I do not know how I will assess the credibility of these witnesses — these human beings — on the grave matters that will be testified to, because I have not yet heard a word of their testimony, and because I am not psychic. I am not gifted with clairvoyance. Given these limitations, I will have to listen to the testimony before I make up my mind about the testimony.
What I do know is that I don’t believe that Dr. Ford is part of some kind of vast conspiracy from start to finish to smear Judge Kavanaugh, as has been alleged by some on the right.
And what I do know is that I don’t believe that Judge Kavanaugh is some kind of serial sexual predator, as has been alleged by some on the left.
I must also say that separate and apart from this nomination and the facts that pertain to it, I do not believe that a claim of sexual assault is invalid because a 15-year-old girl didn’t promptly report the assault to the authorities, as the President of the United States said just two days ago. How uninformed and uncaring do you have to be to say things like that, much less believe them? Do we have any idea what kind of message that sends, especially to young women? How many times do we have to marginalize and ignore women before we learn that important lesson?

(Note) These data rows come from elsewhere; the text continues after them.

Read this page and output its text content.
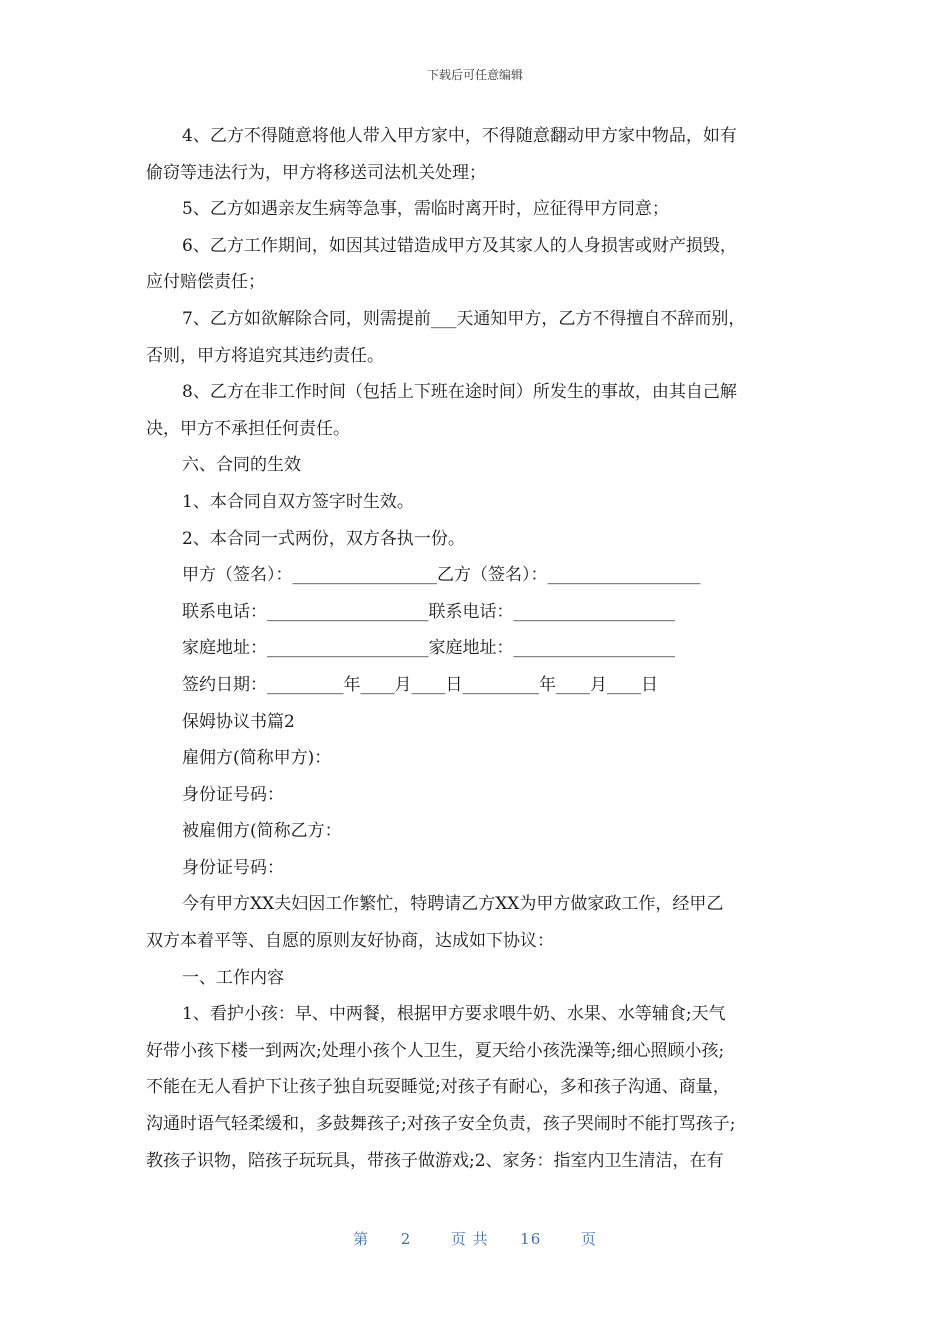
下载后可任意编辑
4、乙方不得随意将他人带入甲方家中，不得随意翻动甲方家中物品，如有
偷窃等违法行为，甲方将移送司法机关处理；
5、乙方如遇亲友生病等急事，需临时离开时，应征得甲方同意；
6、乙方工作期间，如因其过错造成甲方及其家人的人身损害或财产损毁，
应付赔偿责任；
7、乙方如欲解除合同，则需提前___天通知甲方，乙方不得擅自不辞而别，
否则，甲方将追究其违约责任。
8、乙方在非工作时间（包括上下班在途时间）所发生的事故，由其自己解
决，甲方不承担任何责任。
六、合同的生效
1、本合同自双方签字时生效。
2、本合同一式两份，双方各执一份。
甲方（签名）：_________________乙方（签名）：__________________
联系电话：___________________联系电话：___________________
家庭地址：___________________家庭地址：___________________
签约日期：_________年____月____日_________年____月____日
保姆协议书篇2
雇佣方(简称甲方)：
身份证号码：
被雇佣方(简称乙方：
身份证号码：
今有甲方XX夫妇因工作繁忙，特聘请乙方XX为甲方做家政工作，经甲乙
双方本着平等、自愿的原则友好协商，达成如下协议：
一、工作内容
1、看护小孩：早、中两餐，根据甲方要求喂牛奶、水果、水等辅食;天气
好带小孩下楼一到两次;处理小孩个人卫生，夏天给小孩洗澡等;细心照顾小孩;
不能在无人看护下让孩子独自玩耍睡觉;对孩子有耐心，多和孩子沟通、商量，
沟通时语气轻柔缓和，多鼓舞孩子;对孩子安全负责，孩子哭闹时不能打骂孩子;
教孩子识物，陪孩子玩玩具，带孩子做游戏;2、家务：指室内卫生清洁，在有
第 2	页 共 16	页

And now, if I might say a word or two about the human beings first, on the Judiciary Committee and then in the full senate who will have to weigh the testimony we will hear tomorrow, and come to a decision on this nomination.
The Judiciary Committee is scheduled to vote on Judge Kavanaugh’s nomination on Friday. I hope that tomorrow’s hearing gives us some guidance on how we vote. But those of us on the Committee have to be prepared for the possibility, indeed the likelihood, that there will be no definitive answers to the very large questions before us. In legal terms, the outcome might not be dispositive.
While we can only vote yes or no, I hope that we in this body will acknowledge that we don’t have all the answers. We are imperfect, and we make imperfect decisions. This monumental decision will no doubt fit that description. Up or down, yes or no, however this vote goes, I am confident in saying that it will forever be steeped in doubt. This doubt is the only thing of which I am confident in this process.
I say to all of my colleagues: For this process to be a process, we must have open minds. We must listen. We must do our best, seek the truth, in good faith. That is our only duty.
Thank you, Mr. President. I yield the floor.